Es ist kein Zufall, dass die Zunahme von Depressionen von einer Generation zur nächsten parallel zum Niedergang der traditionellen Familie verläuft. Wenn Menschen nicht in der Kindheit traumatisiert würden, wäre es weniger wahrscheinlich, dass sie depressiv werden. Der Kinderpsychologe Lawrence E. Shapiro macht in seinem Buch How to Raise a Child With a High EQ – A Parents’ Guide to Emotional Intelligence diese interessante Feststellung: „Obwohl es den Anschein hat, dass die Kinder mit jeder neuen Generation gescheiter werden, scheinen paradoxerweise ihre emotionalen und sozialen Fähigkeiten rasant abzunehmen. Wenn wir den EQ an der psychischen Gesundheit und anderen soziologischen Statistiken messen, können wir sehen, dass es Kindern von heute in vielfacher Hinsicht viel schlechter geht als früheren Generationen. […] Viele Sozialwissenschaftler sehen die Ursache der Probleme heutiger Kinder in den komplexen Veränderungen sozialer Muster, die in den letzten 40 Jahren geschehen sind, darunter steigenden Scheidungsquoten […] und dem Rückgang der Zeit, die Eltern mit ihren Kindern verbringen. […] Was können Sie tun, damit Ihre Kinder glücklich, gesund und produktiv sind? […] Sie müssen etwas daran ändern, wie sich das Gehirn Ihres Kindes entwickelt“ (Hervorhebung des Autors).
Die emotionale Reifung beginnt mit der Förderung und Liebe, die ein Kind in einer strukturierten Familie erfährt, wenn die Chemie des Gehirns die Muster bildet, die das Kind in ein glückliches Erwachsenenleben bringen. Eine stabile, liebevolle Familie, die dem Kind Selbstdisziplin und Selbstkontrolle vermittelt, trägt so zur Herausbildung seiner emotionalen Biochemie bei, dass es mehr Kontrolle über sein Leben hat. Zerbrochene Familien, alleinerziehende Eltern, Scheidung, Misshandlung und Gewalt – dies alles beeinflusst die Entwicklung von Neurotransmittern wie Serotonin, während die neuralen Bahnen entstehen.

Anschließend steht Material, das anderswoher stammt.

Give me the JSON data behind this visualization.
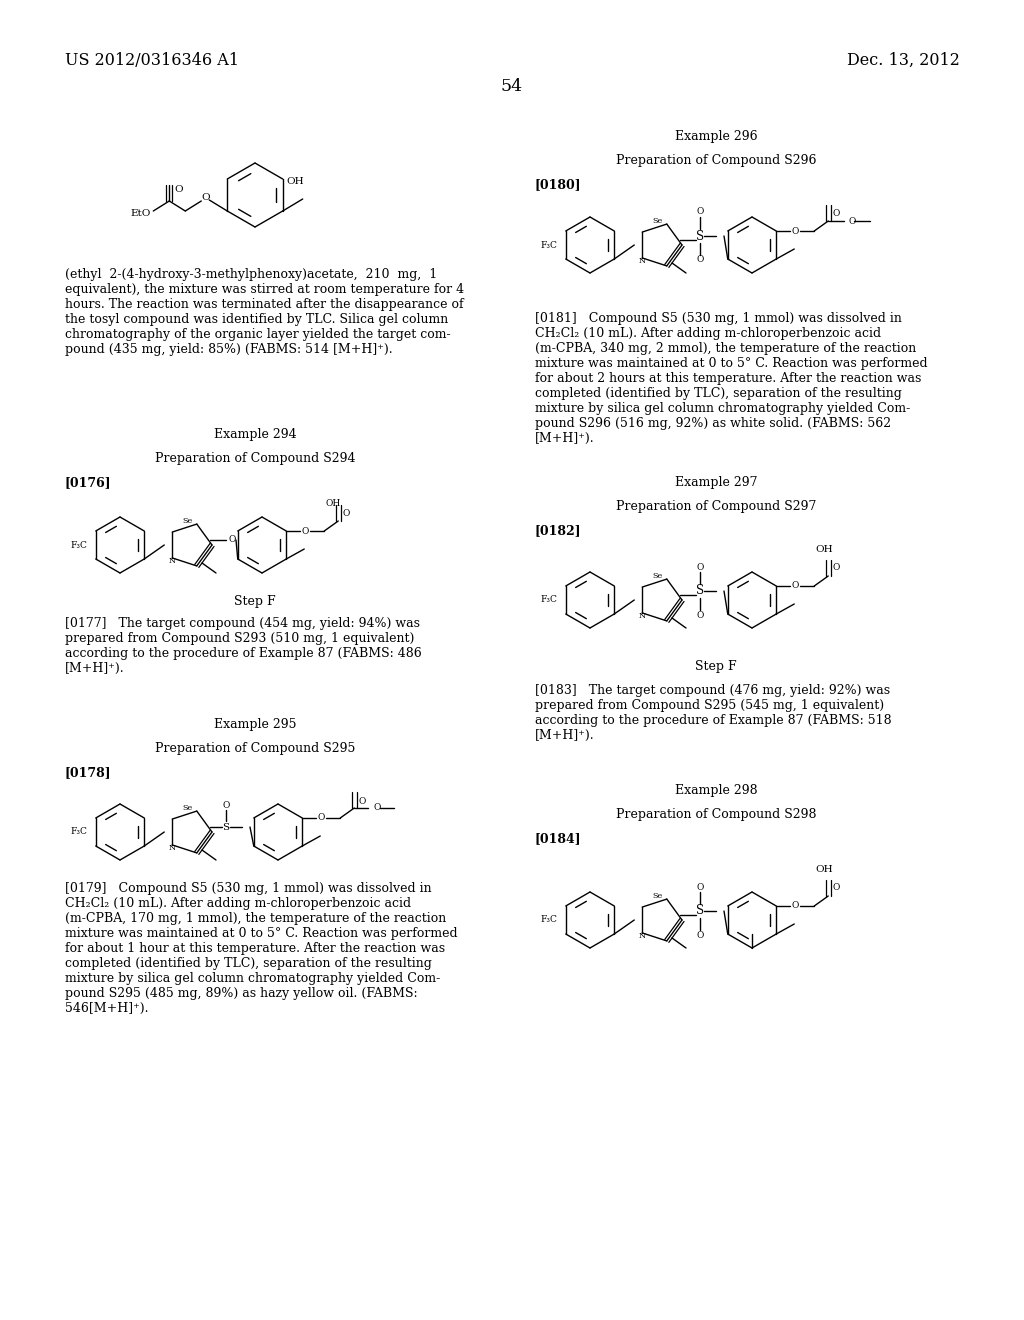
{
  "page_header_left": "US 2012/0316346 A1",
  "page_header_right": "Dec. 13, 2012",
  "page_number": "54",
  "bg": "#ffffff",
  "fg": "#000000",
  "fs_header": 11.5,
  "fs_body": 9.0,
  "fs_chem": 7.5,
  "fs_small": 6.5,
  "fs_tiny": 5.8
}
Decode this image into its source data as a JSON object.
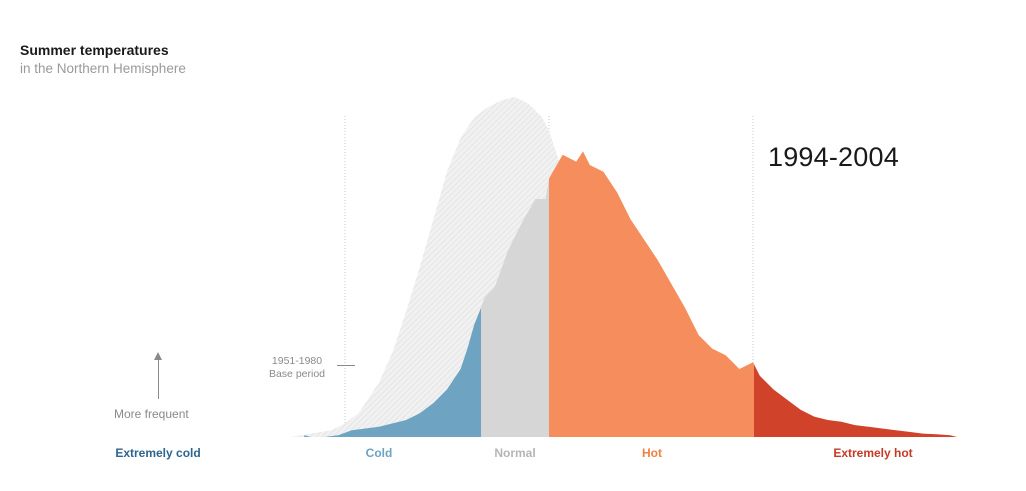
{
  "title": "Summer temperatures",
  "subtitle": "in the Northern Hemisphere",
  "period_label": "1994-2004",
  "base_label_line1": "1951-1980",
  "base_label_line2": "Base period",
  "frequency_label": "More frequent",
  "colors": {
    "extremely_cold": "#2e6590",
    "cold": "#6ea3c2",
    "normal": "#d6d6d6",
    "hot": "#f58d5c",
    "extremely_hot": "#d0432a",
    "base_period_fill": "#eeeeee",
    "category_normal_text": "#b5b5b5",
    "category_hot_text": "#f0803f",
    "category_xhot_text": "#c63a25"
  },
  "chart_data": {
    "type": "area",
    "x_unit": "standard deviations from the 1951-1980 mean",
    "xlim": [
      -3.5,
      6.5
    ],
    "ylim": [
      0,
      1
    ],
    "boundaries": [
      -2.5,
      -0.5,
      0.5,
      3.5
    ],
    "categories": [
      {
        "label": "Extremely cold",
        "from": -3.5,
        "to": -2.5
      },
      {
        "label": "Cold",
        "from": -2.5,
        "to": -0.5
      },
      {
        "label": "Normal",
        "from": -0.5,
        "to": 0.5
      },
      {
        "label": "Hot",
        "from": 0.5,
        "to": 3.5
      },
      {
        "label": "Extremely hot",
        "from": 3.5,
        "to": 6.5
      }
    ],
    "series": [
      {
        "name": "1951-1980",
        "x": [
          -3.3,
          -3.0,
          -2.7,
          -2.5,
          -2.3,
          -2.0,
          -1.8,
          -1.6,
          -1.4,
          -1.2,
          -1.0,
          -0.8,
          -0.6,
          -0.4,
          -0.2,
          0.0,
          0.2,
          0.4,
          0.5,
          0.6,
          0.8,
          1.0,
          1.2,
          1.4,
          1.6,
          1.8,
          2.0,
          2.2,
          2.5,
          2.8,
          3.0
        ],
        "y": [
          0.0,
          0.01,
          0.02,
          0.04,
          0.07,
          0.16,
          0.25,
          0.37,
          0.5,
          0.64,
          0.78,
          0.88,
          0.94,
          0.97,
          0.99,
          1.0,
          0.98,
          0.94,
          0.9,
          0.84,
          0.72,
          0.55,
          0.42,
          0.3,
          0.2,
          0.12,
          0.07,
          0.04,
          0.015,
          0.005,
          0.0
        ]
      },
      {
        "name": "1994-2004",
        "x": [
          -3.1,
          -3.0,
          -2.8,
          -2.6,
          -2.4,
          -2.2,
          -2.0,
          -1.8,
          -1.6,
          -1.4,
          -1.2,
          -1.0,
          -0.8,
          -0.7,
          -0.6,
          -0.5,
          -0.45,
          -0.3,
          -0.1,
          0.1,
          0.3,
          0.45,
          0.5,
          0.7,
          0.9,
          1.0,
          1.1,
          1.3,
          1.5,
          1.7,
          1.9,
          2.1,
          2.3,
          2.5,
          2.7,
          2.9,
          3.1,
          3.3,
          3.5,
          3.6,
          3.8,
          4.0,
          4.2,
          4.4,
          4.6,
          4.8,
          5.0,
          5.2,
          5.4,
          5.6,
          5.8,
          6.0,
          6.2,
          6.4,
          6.5
        ],
        "y": [
          0.005,
          0.0,
          0.0,
          0.005,
          0.02,
          0.025,
          0.03,
          0.04,
          0.05,
          0.07,
          0.1,
          0.14,
          0.2,
          0.26,
          0.33,
          0.38,
          0.41,
          0.44,
          0.55,
          0.63,
          0.7,
          0.7,
          0.76,
          0.83,
          0.81,
          0.84,
          0.8,
          0.78,
          0.72,
          0.64,
          0.58,
          0.52,
          0.45,
          0.38,
          0.3,
          0.26,
          0.24,
          0.2,
          0.22,
          0.18,
          0.14,
          0.11,
          0.08,
          0.06,
          0.05,
          0.045,
          0.035,
          0.03,
          0.025,
          0.02,
          0.015,
          0.01,
          0.008,
          0.005,
          0.0
        ]
      }
    ]
  }
}
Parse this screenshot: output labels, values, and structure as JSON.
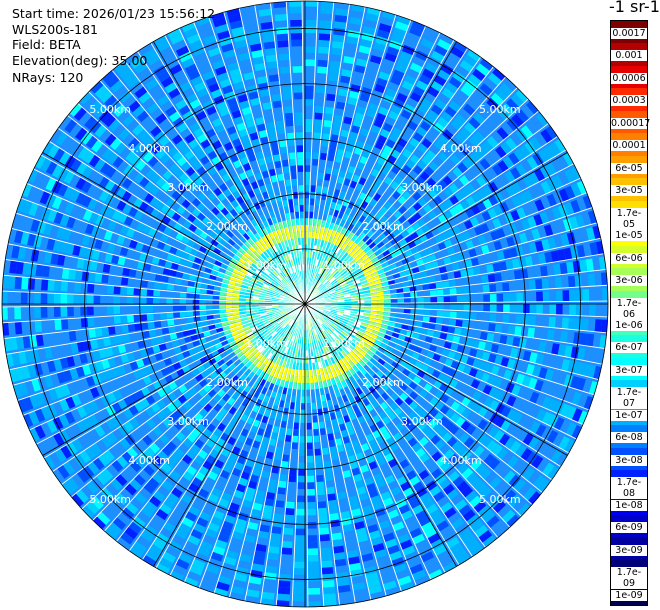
{
  "info": {
    "start_time": "Start time: 2026/01/23 15:56:12",
    "site": "WLS200s-181",
    "field": "Field: BETA",
    "elevation": "Elevation(deg): 35.00",
    "nrays": "NRays: 120"
  },
  "colorbar": {
    "unit": "-1 sr-1",
    "labels": [
      "0.0017",
      "0.001",
      "0.0006",
      "0.0003",
      "0.00017",
      "0.0001",
      "6e-05",
      "3e-05",
      "1.7e-05",
      "1e-05",
      "6e-06",
      "3e-06",
      "1.7e-06",
      "1e-06",
      "6e-07",
      "3e-07",
      "1.7e-07",
      "1e-07",
      "6e-08",
      "3e-08",
      "1.7e-08",
      "1e-08",
      "6e-09",
      "3e-09",
      "1.7e-09",
      "1e-09"
    ],
    "colors": [
      "#7f0000",
      "#b30000",
      "#e60000",
      "#ff2a00",
      "#ff5a00",
      "#ff7f00",
      "#ffa000",
      "#ffc000",
      "#ffe000",
      "#ffff00",
      "#d4ff2b",
      "#a6ff59",
      "#73ff8c",
      "#40ffbf",
      "#1affe0",
      "#00ffff",
      "#00d0ff",
      "#00b0ff",
      "#0080ff",
      "#0050ff",
      "#0020ff",
      "#0000f0",
      "#0000c8",
      "#0000a0",
      "#000078",
      "#000050"
    ]
  },
  "chart_data": {
    "type": "heatmap",
    "projection": "polar PPI",
    "field": "BETA",
    "elevation_deg": 35.0,
    "n_rays": 120,
    "max_range_km": 5.5,
    "range_rings_km": [
      1,
      2,
      3,
      4,
      5
    ],
    "ring_labels": [
      "1.00km",
      "2.00km",
      "3.00km",
      "4.00km",
      "5.00km"
    ],
    "spokes_deg": [
      0,
      30,
      60,
      90,
      120,
      150,
      180,
      210,
      240,
      270,
      300,
      330
    ],
    "typical_value_far_range": "3e-08",
    "near_ring_range_km": [
      1.2,
      1.35
    ],
    "near_ring_value": "1e-05"
  }
}
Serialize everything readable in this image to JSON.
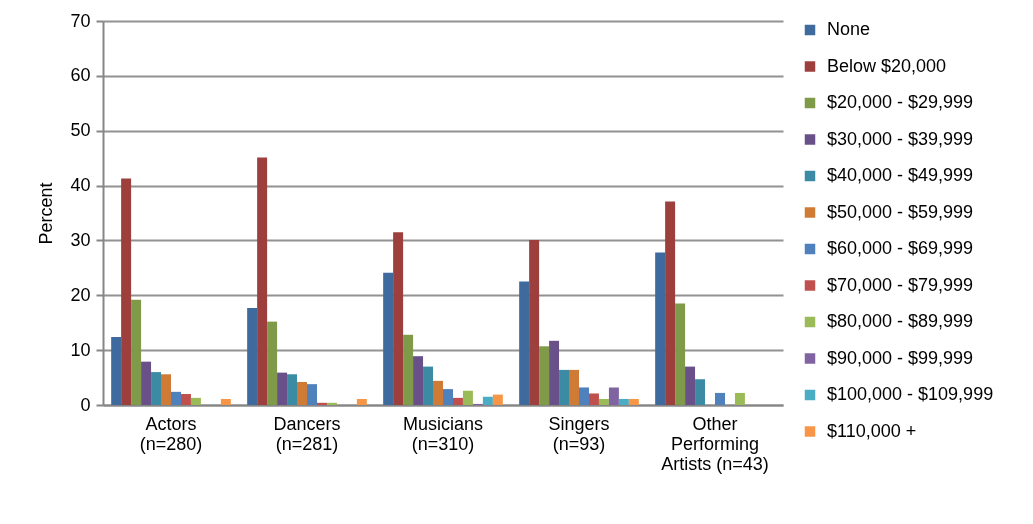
{
  "chart_data": {
    "type": "bar",
    "ylabel": "Percent",
    "categories": [
      "Actors (n=280)",
      "Dancers (n=281)",
      "Musicians (n=310)",
      "Singers (n=93)",
      "Other Performing Artists (n=43)"
    ],
    "ylim": [
      0,
      70
    ],
    "yticks": [
      0,
      10,
      20,
      30,
      40,
      50,
      60,
      70
    ],
    "grid": "y",
    "legend": "right",
    "series": [
      {
        "name": "None",
        "color": "#3f6a9e",
        "values": [
          12.4,
          17.7,
          24.1,
          22.5,
          27.8
        ]
      },
      {
        "name": "Below $20,000",
        "color": "#9c3f3d",
        "values": [
          41.3,
          45.1,
          31.5,
          30.1,
          37.1
        ]
      },
      {
        "name": "$20,000 - $29,999",
        "color": "#7f9a48",
        "values": [
          19.2,
          15.2,
          12.8,
          10.7,
          18.5
        ]
      },
      {
        "name": "$30,000 - $39,999",
        "color": "#6a5088",
        "values": [
          7.9,
          5.9,
          8.9,
          11.7,
          7.0
        ]
      },
      {
        "name": "$40,000 - $49,999",
        "color": "#3a8ba3",
        "values": [
          6.0,
          5.6,
          7.0,
          6.4,
          4.7
        ]
      },
      {
        "name": "$50,000 - $59,999",
        "color": "#cf7b36",
        "values": [
          5.6,
          4.2,
          4.4,
          6.4,
          0
        ]
      },
      {
        "name": "$60,000 - $69,999",
        "color": "#4f81bd",
        "values": [
          2.4,
          3.8,
          2.9,
          3.2,
          2.2
        ]
      },
      {
        "name": "$70,000 - $79,999",
        "color": "#c0504d",
        "values": [
          2.0,
          0.4,
          1.3,
          2.1,
          0
        ]
      },
      {
        "name": "$80,000 - $89,999",
        "color": "#9bbb59",
        "values": [
          1.3,
          0.4,
          2.6,
          1.1,
          2.2
        ]
      },
      {
        "name": "$90,000 - $99,999",
        "color": "#8064a2",
        "values": [
          0,
          0,
          0.2,
          3.2,
          0
        ]
      },
      {
        "name": "$100,000 - $109,999",
        "color": "#4bacc6",
        "values": [
          0,
          0,
          1.5,
          1.1,
          0
        ]
      },
      {
        "name": "$110,000 +",
        "color": "#f79646",
        "values": [
          1.1,
          1.1,
          1.9,
          1.1,
          0
        ]
      }
    ]
  }
}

Kann man also dieser weitverbreiteten Krankheit mit ihren lähmenden Auswirkungen vorbeugen? Die aktuelle Forschung deutet darauf hin, dass der Kampf gegen die steigende Flut von Depressionen und Affektstörungen mit einer proaktiven, wirksamen Unterstützung der kindlichen Entwicklung beginnt. Kinder, die so erzogen werden, dass sie eine starke emotionale Reife erlangen, können tatsächlich dazu beitragen, das erdrutschartige Abgleiten der Generationen in die Depression aufzuhalten. Natürlich müssen wir Wege finden, Affektstörungen wirksamer zu behandeln, aber wir müssen uns auch mit der Vorbeugung als bedeutendem Teil der Heilung befassen.